Now, let's examine users. First, let's look at the distributions of how many anime they've watched.
In [11]:
users.user_id.value_counts().hist(bins=100)
Out[11]:
So it looks like a power law curve, but the plot is too scaled out. Let's drop out users who have seen more than 250 anime for the sake of visualization.
In [12]:
vc = users.user_id.value_counts()
vc = vc[vc.map(lambda x: x < 250)]
vc.hist(bins=50)
Out[12]:
The power law curve of how many anime the a user has seen is pretty clear from this chart. As noted before, recommender systems work best with relatively dense data, i.e. when users have rated several products. We might find it useful, then, to remove users that have seen fewer than a certain amount of anime. This will be a hyper-parameter when we fit recommender systems. Let's go ahead and remove users who have seen fewer than 10 anime, for now.
In [13]:
vc = users.user_id.value_counts()
low_ratings = vc[vc.map(lambda x: x < 10)].index
users.drop(users[users.user_id.map(lambda x: x in low_ratings)].index, inplace=True)
print(len(users))
users.head()
Out[13]:
We lose only about 80,000 user/anime pairs, but now our dataset is more robust. The number 10 was chosen arbitrarily, of course. When we build a recommender system, we can change it based on validation error or on computational limitations.
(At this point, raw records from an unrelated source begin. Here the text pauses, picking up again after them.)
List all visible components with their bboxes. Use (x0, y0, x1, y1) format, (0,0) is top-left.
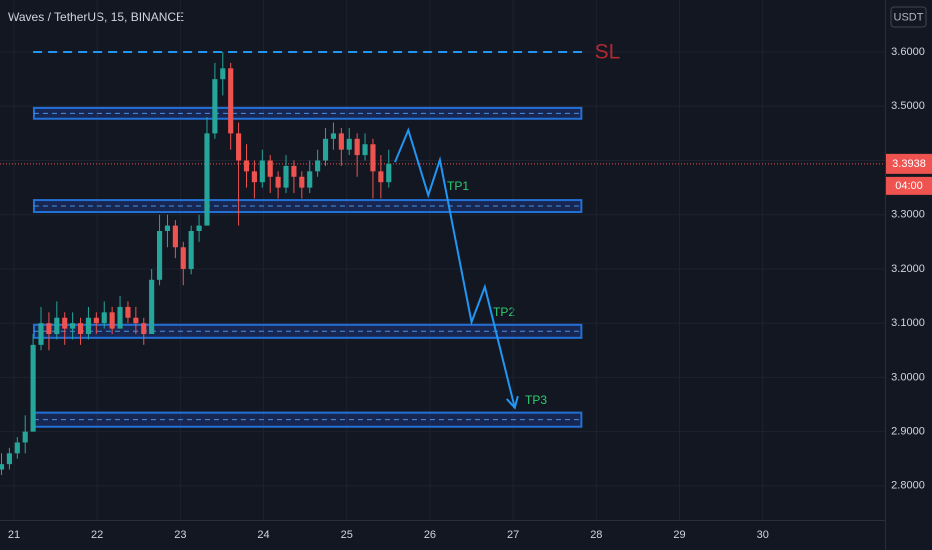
candle-body (243, 160, 250, 172)
y-tick-label: 3.1000 (891, 317, 925, 329)
currency: USDT (894, 11, 924, 23)
y-tick-label: 2.9000 (891, 426, 925, 438)
candle-body (85, 317, 92, 335)
target-label: TP2 (493, 305, 515, 319)
candle-body (109, 312, 115, 329)
candle-body (6, 453, 12, 465)
candle-body (180, 247, 186, 269)
chart-title: Waves / TetherUS, 15, BINANCE (8, 10, 184, 24)
candle-body (141, 323, 147, 335)
y-tick-label: 3.0000 (891, 371, 925, 383)
candle-body (14, 442, 20, 454)
candle-body (259, 160, 265, 183)
y-tick-label: 3.5000 (891, 100, 925, 112)
arrow-head (505, 395, 519, 410)
candle-body (149, 279, 155, 335)
candle-body (70, 323, 76, 329)
candle-body (77, 323, 84, 335)
x-tick-label: 21 (8, 529, 20, 541)
x-tick-label: 30 (757, 529, 769, 541)
candle-body (251, 171, 257, 183)
target-label: TP3 (525, 393, 547, 407)
candle-body (62, 317, 68, 329)
candle-body (164, 225, 171, 231)
y-tick-label: 3.6000 (891, 46, 925, 58)
x-tick-label: 25 (341, 529, 353, 541)
candle-body (117, 306, 123, 329)
candle-body (188, 230, 194, 269)
candle-body (38, 323, 44, 345)
x-tick-label: 26 (424, 529, 436, 541)
x-tick-label: 27 (507, 529, 519, 541)
candle-body (315, 160, 321, 172)
candle-body (346, 138, 352, 150)
candle-body (22, 431, 28, 443)
candle-body (228, 68, 234, 134)
candle-body (93, 317, 99, 324)
candle-body (307, 171, 313, 188)
last-price-label: 3.3938 (892, 158, 926, 170)
candle-body (354, 138, 360, 156)
y-tick-label: 3.3000 (891, 209, 925, 221)
candle-body (362, 144, 368, 156)
x-tick-label: 28 (590, 529, 602, 541)
candle-body (46, 323, 52, 335)
countdown-label: 04:00 (895, 180, 923, 192)
candle-body (386, 163, 392, 183)
candle-body (299, 176, 305, 188)
x-tick-label: 24 (257, 529, 269, 541)
candle-body (220, 68, 226, 80)
candle-body (125, 306, 131, 318)
candle-body (101, 312, 107, 324)
candle-body (338, 133, 344, 150)
candle-body (133, 317, 139, 324)
candle-body (267, 160, 273, 177)
countdown-badge (886, 176, 932, 195)
candle-body (30, 344, 36, 432)
candle-body (330, 133, 337, 139)
stop-loss-label: SL (595, 41, 621, 64)
y-tick-label: 3.2000 (891, 263, 925, 275)
candle-body (283, 165, 289, 188)
candle-body (204, 133, 210, 226)
candle-body (156, 230, 163, 280)
candle-body (291, 165, 297, 177)
candle-body (378, 171, 384, 183)
candle-body (172, 225, 178, 248)
target-label: TP1 (447, 179, 469, 193)
candle-body (54, 317, 60, 335)
x-tick-label: 29 (673, 529, 685, 541)
candle-body (196, 225, 202, 231)
x-tick-label: 23 (174, 529, 186, 541)
candle-body (370, 144, 376, 172)
projection-path (394, 127, 516, 408)
candle-body (236, 133, 242, 161)
last-price-badge (886, 153, 932, 174)
candle-body (0, 464, 5, 470)
y-tick-label: 2.8000 (891, 480, 925, 492)
candle-body (275, 176, 281, 188)
x-tick-label: 22 (91, 529, 103, 541)
candle-body (212, 79, 218, 134)
currency-box[interactable] (890, 6, 927, 28)
candle-body (322, 138, 329, 161)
Finally, let's get a sense of how people (who've rated more than 10 TV shows) rate, by plotting two histograms, one of mean score and one of standard deviation.
In [32]:
users.groupby('user_id')['rating'].agg(pd.np.mean).hist(bins=100)
Out[32]:
In [33]:
users.groupby('user_id')['rating'].agg(pd.np.std).hist(bins=100)
Out[33]:
This might be my inner statistics geek showing, but I really love how Gaussian the means looks and how Chi-Square (albeit with a high degree of freedom) the standard deviations look. We also note there are some folks who just give a whole lot of 10s and nothing else, causing spikes in each of the graph.